Bevor das Paar einander glücklich in die Arme sinken kann, gibt es vermeidbare Komplikationen. Da Jun jedoch auf die Gefühle seines Vaters Rücksicht nehmen und Shogo nicht mit seinen persönlichen Problemen belasten will, werden notwendige Gespräche aufgeschoben. Der Unfall legt schließlich den Grundstein, die Katze endlich aus dem Sack zu lassen, doch wieder wird aus falscher Rücksichtnahme nicht offen geredet.

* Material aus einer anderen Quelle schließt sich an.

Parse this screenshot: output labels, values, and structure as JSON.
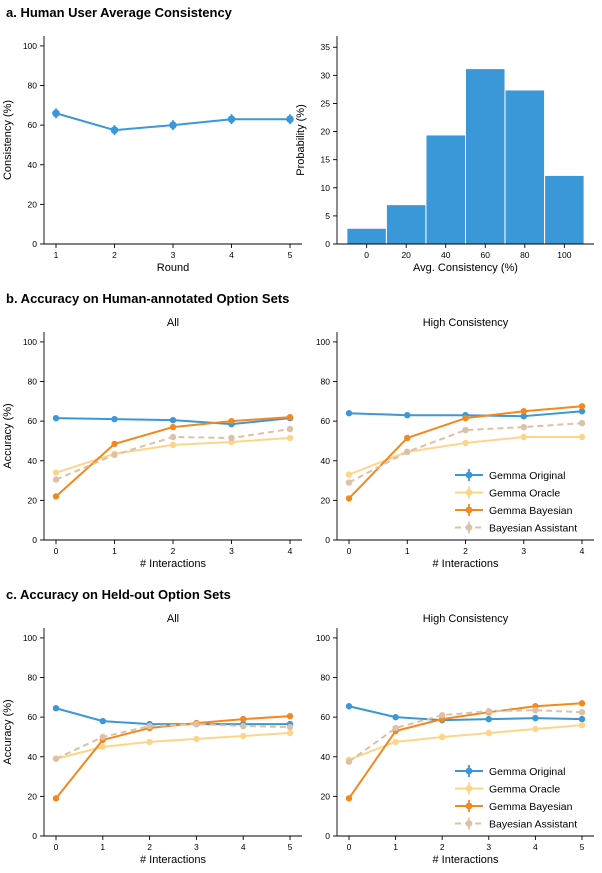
{
  "sections": {
    "a": "a. Human User Average Consistency",
    "b": "b. Accuracy on Human-annotated Option Sets",
    "c": "c. Accuracy on Held-out Option Sets"
  },
  "colors": {
    "gemma_original": "#3a97d8",
    "gemma_oracle": "#fdd58a",
    "gemma_bayesian": "#f5871f",
    "bayesian_assistant": "#dcc1a7",
    "histogram": "#3a97d8"
  },
  "legend": {
    "placement": "lower-right",
    "entries": [
      {
        "name": "Gemma Original",
        "color": "#3a97d8",
        "dashed": false
      },
      {
        "name": "Gemma Oracle",
        "color": "#fdd58a",
        "dashed": false
      },
      {
        "name": "Gemma Bayesian",
        "color": "#f5871f",
        "dashed": false
      },
      {
        "name": "Bayesian Assistant",
        "color": "#dcc1a7",
        "dashed": true
      }
    ]
  },
  "chart_data": [
    {
      "type": "line",
      "title": "",
      "xlabel": "Round",
      "ylabel": "Consistency (%)",
      "x": [
        1,
        2,
        3,
        4,
        5
      ],
      "xticks": [
        1,
        2,
        3,
        4,
        5
      ],
      "ylim": [
        0,
        105
      ],
      "yticks": [
        0,
        20,
        40,
        60,
        80,
        100
      ],
      "series": [
        {
          "color": "#3a97d8",
          "values": [
            66,
            57.5,
            60,
            63,
            63
          ],
          "error": [
            2.5,
            2.5,
            2.5,
            2.5,
            2.5
          ]
        }
      ]
    },
    {
      "type": "bar",
      "title": "",
      "xlabel": "Avg. Consistency (%)",
      "ylabel": "Probability (%)",
      "xlim": [
        -15,
        115
      ],
      "xticks": [
        0,
        20,
        40,
        60,
        80,
        100
      ],
      "ylim": [
        0,
        37
      ],
      "yticks": [
        0,
        5,
        10,
        15,
        20,
        25,
        30,
        35
      ],
      "bins": [
        [
          -10,
          10
        ],
        [
          10,
          30
        ],
        [
          30,
          50
        ],
        [
          50,
          70
        ],
        [
          70,
          90
        ],
        [
          90,
          110
        ]
      ],
      "values": [
        2.8,
        7,
        19.4,
        31.2,
        27.4,
        12.2
      ]
    },
    {
      "type": "line",
      "title": "All",
      "xlabel": "# Interactions",
      "ylabel": "Accuracy (%)",
      "x": [
        0,
        1,
        2,
        3,
        4
      ],
      "xticks": [
        0,
        1,
        2,
        3,
        4
      ],
      "ylim": [
        0,
        105
      ],
      "yticks": [
        0,
        20,
        40,
        60,
        80,
        100
      ],
      "series": [
        {
          "key": "gemma_original",
          "values": [
            61.5,
            61,
            60.5,
            58.5,
            61.5
          ]
        },
        {
          "key": "gemma_oracle",
          "values": [
            34,
            43.5,
            48,
            49.5,
            51.5
          ]
        },
        {
          "key": "gemma_bayesian",
          "values": [
            22,
            48.5,
            57,
            60,
            62
          ]
        },
        {
          "key": "bayesian_assistant",
          "values": [
            30.5,
            43,
            52,
            51.5,
            56
          ]
        }
      ]
    },
    {
      "type": "line",
      "title": "High Consistency",
      "xlabel": "# Interactions",
      "ylabel": "",
      "x": [
        0,
        1,
        2,
        3,
        4
      ],
      "xticks": [
        0,
        1,
        2,
        3,
        4
      ],
      "ylim": [
        0,
        105
      ],
      "yticks": [
        0,
        20,
        40,
        60,
        80,
        100
      ],
      "series": [
        {
          "key": "gemma_original",
          "values": [
            64,
            63,
            63,
            62.5,
            65
          ]
        },
        {
          "key": "gemma_oracle",
          "values": [
            33,
            44.5,
            49,
            52,
            52
          ]
        },
        {
          "key": "gemma_bayesian",
          "values": [
            21,
            51.5,
            61.5,
            65,
            67.5
          ]
        },
        {
          "key": "bayesian_assistant",
          "values": [
            29,
            44.5,
            55.5,
            57,
            59
          ]
        }
      ]
    },
    {
      "type": "line",
      "title": "All",
      "xlabel": "# Interactions",
      "ylabel": "Accuracy (%)",
      "x": [
        0,
        1,
        2,
        3,
        4,
        5
      ],
      "xticks": [
        0,
        1,
        2,
        3,
        4,
        5
      ],
      "ylim": [
        0,
        105
      ],
      "yticks": [
        0,
        20,
        40,
        60,
        80,
        100
      ],
      "series": [
        {
          "key": "gemma_original",
          "values": [
            64.5,
            58,
            56.5,
            56.5,
            56.5,
            56.5
          ]
        },
        {
          "key": "gemma_oracle",
          "values": [
            39,
            45,
            47.5,
            49,
            50.5,
            52
          ]
        },
        {
          "key": "gemma_bayesian",
          "values": [
            19,
            48.5,
            54.5,
            57,
            59,
            60.5
          ]
        },
        {
          "key": "bayesian_assistant",
          "values": [
            39,
            50,
            55.5,
            56.5,
            55.5,
            55
          ]
        }
      ]
    },
    {
      "type": "line",
      "title": "High Consistency",
      "xlabel": "# Interactions",
      "ylabel": "",
      "x": [
        0,
        1,
        2,
        3,
        4,
        5
      ],
      "xticks": [
        0,
        1,
        2,
        3,
        4,
        5
      ],
      "ylim": [
        0,
        105
      ],
      "yticks": [
        0,
        20,
        40,
        60,
        80,
        100
      ],
      "series": [
        {
          "key": "gemma_original",
          "values": [
            65.5,
            60,
            58.5,
            59,
            59.5,
            59
          ]
        },
        {
          "key": "gemma_oracle",
          "values": [
            38.5,
            47.5,
            50,
            52,
            54,
            56
          ]
        },
        {
          "key": "gemma_bayesian",
          "values": [
            19,
            53,
            59,
            62.5,
            65.5,
            67
          ]
        },
        {
          "key": "bayesian_assistant",
          "values": [
            37.5,
            54.5,
            61,
            63,
            63.5,
            62.5
          ]
        }
      ]
    }
  ]
}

Dass es dennoch ein Happy End gibt, überrascht nicht, schließlich wurde ein weiteres Kapitel angeschlossen, in dem erneut Jun und Shogo im Mittelpunkt stehen und die Schwimmer Mimori und Yajima an ihre Seite treten, jedoch ohne selbst ein Paar zu sein oder ihnen gar die Hauptrollen streitig zu machen.
Um die fortwährenden Familien- und Beziehungsprobleme nicht überzustrapazieren, wird die Arbeit im Krankenhaus stärker miteinbezogen, zu der nicht allein physische, sondern auch psychische Hilfe gehört.
Erotische Szenen gibt es natürlich reichlich, denn Jun und Shogo können kaum die Finger voneinander lassen. Es gibt Telefonsex, Selbstbefriedigung inklusive Voyeurismus, den üblichen Sex mit Shogo als Top und Jun als Bottom sowie eine Beinahe-Vergewaltigung.
Die Schilderungen von Mari Asami sind sehr explizit, aber die Wortwahl fällt nicht allzu derb, eher „klinisch“ aus. Ergänzt wird mit einer farbigen und dreizehn zarten SW-Zeichnungen von Hinako Takanaga, die noch das eine oder andere der Phantasie überlassen.
„Operation Liebe“ ist typisch für eine in Deutschland erscheinende Light Novel (es gibt auch Bücher anderen Kalibers in Japan): Es handelt sich wirklich um leichte Unterhaltung ohne einen komplexen Plot, ausführlicher Charakterisierungen und tiefergehender Konflikte. Die Romane wirken schnell herunter geschrieben und auf die für das Genre wichtigsten Punkte begrenzt, bei denen im Fall von Boys Love durch Schweigsamkeit provozierte Probleme, romantische Verwirrungen, stark emotionale Szenen, Beschreibungen des Aussehens, der Gefühle und Sehnsüchte sowie natürlich erotischer Szenen das Geschehen bestimmen, das selten über eine dramatisch-spannende Handlung verfügt.
Kann man sich damit arrangieren, zumal die Geschichten und Motive einander sehr ähneln, selbst wenn die Kulisse wechselt (Schule, Uni, Beruf und so weiter), wird man eine Weile Spaß an den Light Novels beziehungsweise auch an „Operation Liebe“ haben, bis man sich irgendwann einmal daran „satt gelesen“ hat.